Re: Question about maxTapes & selectnewtape & dumptuples - Mailing list pgsql-hackers

From Heikki Linnakangas
Subject Re: Question about maxTapes & selectnewtape & dumptuples
Date
Msg-id 72fe610e-ecfb-48d4-b966-083c5bd20c9e@iki.fi
Whole thread Raw
In response to Question about maxTapes & selectnewtape & dumptuples  (Andy Fan <zhihuifan1213@163.com>)
Responses Re: Question about maxTapes & selectnewtape & dumptuples  (Andy Fan <zhihuifan1213@163.com>)
List pgsql-hackers
On 30/06/2024 12:48, Andy Fan wrote:
> merge sorts requires all the tuples in each input are pre-sorted (1),
> and in tuplesort.c, when the workmem is full, we dumptuples into
> destTape. (2).  it looks to me that we need a unlimited number of Tapes
> if the number of input tuples is big enough.
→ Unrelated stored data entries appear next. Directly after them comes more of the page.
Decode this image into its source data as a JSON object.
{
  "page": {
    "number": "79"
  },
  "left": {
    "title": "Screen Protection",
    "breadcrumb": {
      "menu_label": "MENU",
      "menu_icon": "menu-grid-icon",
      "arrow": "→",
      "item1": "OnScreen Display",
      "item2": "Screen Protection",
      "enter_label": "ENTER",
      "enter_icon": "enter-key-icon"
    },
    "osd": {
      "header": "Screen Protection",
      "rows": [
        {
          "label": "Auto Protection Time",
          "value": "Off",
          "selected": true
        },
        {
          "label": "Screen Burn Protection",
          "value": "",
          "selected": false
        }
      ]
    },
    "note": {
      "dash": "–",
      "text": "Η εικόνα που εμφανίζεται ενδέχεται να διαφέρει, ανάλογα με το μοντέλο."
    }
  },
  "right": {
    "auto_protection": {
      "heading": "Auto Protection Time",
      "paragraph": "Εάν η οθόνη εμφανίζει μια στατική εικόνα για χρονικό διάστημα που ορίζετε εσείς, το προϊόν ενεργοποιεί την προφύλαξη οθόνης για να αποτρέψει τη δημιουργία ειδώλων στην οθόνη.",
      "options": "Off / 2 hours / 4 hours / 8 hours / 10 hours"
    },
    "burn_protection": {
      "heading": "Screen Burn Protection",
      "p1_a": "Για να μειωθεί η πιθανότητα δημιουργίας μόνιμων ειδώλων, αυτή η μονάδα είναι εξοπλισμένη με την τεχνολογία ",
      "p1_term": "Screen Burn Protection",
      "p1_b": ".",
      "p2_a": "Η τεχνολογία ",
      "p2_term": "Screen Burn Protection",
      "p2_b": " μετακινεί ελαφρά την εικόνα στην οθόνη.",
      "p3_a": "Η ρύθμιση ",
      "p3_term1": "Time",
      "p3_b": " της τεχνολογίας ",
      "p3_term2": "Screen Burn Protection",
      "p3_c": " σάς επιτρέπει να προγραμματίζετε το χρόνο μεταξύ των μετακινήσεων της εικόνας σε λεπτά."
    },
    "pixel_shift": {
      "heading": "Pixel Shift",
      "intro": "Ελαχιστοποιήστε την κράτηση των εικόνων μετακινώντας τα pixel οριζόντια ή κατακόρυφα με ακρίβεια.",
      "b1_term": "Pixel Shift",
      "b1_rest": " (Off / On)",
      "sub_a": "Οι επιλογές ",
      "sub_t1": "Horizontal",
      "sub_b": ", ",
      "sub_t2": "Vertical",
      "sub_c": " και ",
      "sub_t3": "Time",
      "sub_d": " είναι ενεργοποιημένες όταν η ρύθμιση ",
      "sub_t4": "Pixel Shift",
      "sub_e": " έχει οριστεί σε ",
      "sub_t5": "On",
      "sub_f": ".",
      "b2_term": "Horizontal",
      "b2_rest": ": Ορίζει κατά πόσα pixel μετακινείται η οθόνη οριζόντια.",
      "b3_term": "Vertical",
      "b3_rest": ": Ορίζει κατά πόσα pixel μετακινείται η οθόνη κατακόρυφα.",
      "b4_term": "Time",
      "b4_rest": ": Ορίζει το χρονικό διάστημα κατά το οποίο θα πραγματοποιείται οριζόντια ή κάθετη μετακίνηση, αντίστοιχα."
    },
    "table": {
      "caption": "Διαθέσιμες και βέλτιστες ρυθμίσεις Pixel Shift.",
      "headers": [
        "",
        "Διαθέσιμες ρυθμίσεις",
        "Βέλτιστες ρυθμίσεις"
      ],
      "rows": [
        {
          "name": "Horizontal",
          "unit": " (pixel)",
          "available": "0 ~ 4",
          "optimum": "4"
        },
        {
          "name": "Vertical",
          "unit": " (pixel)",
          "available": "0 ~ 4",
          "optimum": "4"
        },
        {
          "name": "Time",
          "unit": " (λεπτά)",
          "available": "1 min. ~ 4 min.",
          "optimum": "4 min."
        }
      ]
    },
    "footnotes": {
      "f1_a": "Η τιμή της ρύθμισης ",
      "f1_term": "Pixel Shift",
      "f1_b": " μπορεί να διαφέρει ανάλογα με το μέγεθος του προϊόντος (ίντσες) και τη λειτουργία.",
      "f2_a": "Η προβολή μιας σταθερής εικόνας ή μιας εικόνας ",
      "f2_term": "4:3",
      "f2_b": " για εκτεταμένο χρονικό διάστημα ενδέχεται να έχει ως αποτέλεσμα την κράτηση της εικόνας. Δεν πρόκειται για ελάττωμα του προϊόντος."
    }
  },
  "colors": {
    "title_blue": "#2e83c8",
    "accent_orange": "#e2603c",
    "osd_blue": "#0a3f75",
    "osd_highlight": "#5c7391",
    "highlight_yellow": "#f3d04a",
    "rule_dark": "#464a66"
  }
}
However we set a maxTapes
> in 'inittapes' and we may use a pre-used tapes for storing new tuples in
> 'selectnewtape'. Wouldn't this break the prerequisite (1)?
> 
> selectnewtape(Tuplesortstate *state)
> {
>     if (state->nOutputTapes < state->maxTapes)
>     {..}
>      else
>      {
>         /*
>          * We have reached the max number of tapes.  Append to an existing
>          * tape.
>          */
>         state->destTape = state->outputTapes[state->nOutputRuns % state->nOutputTapes];
>         state->nOutputRuns++;
>     }
> }
> 
> 
> for example, at the first use of outputTapes[x], it stores (1, 3, 5, 7),
> and later (2, 4, 6, 8) are put into it.  so the overall of (1, 3, 5, 7,
> 2, 4, 6, 8) are not sorted? Where did I go wrong?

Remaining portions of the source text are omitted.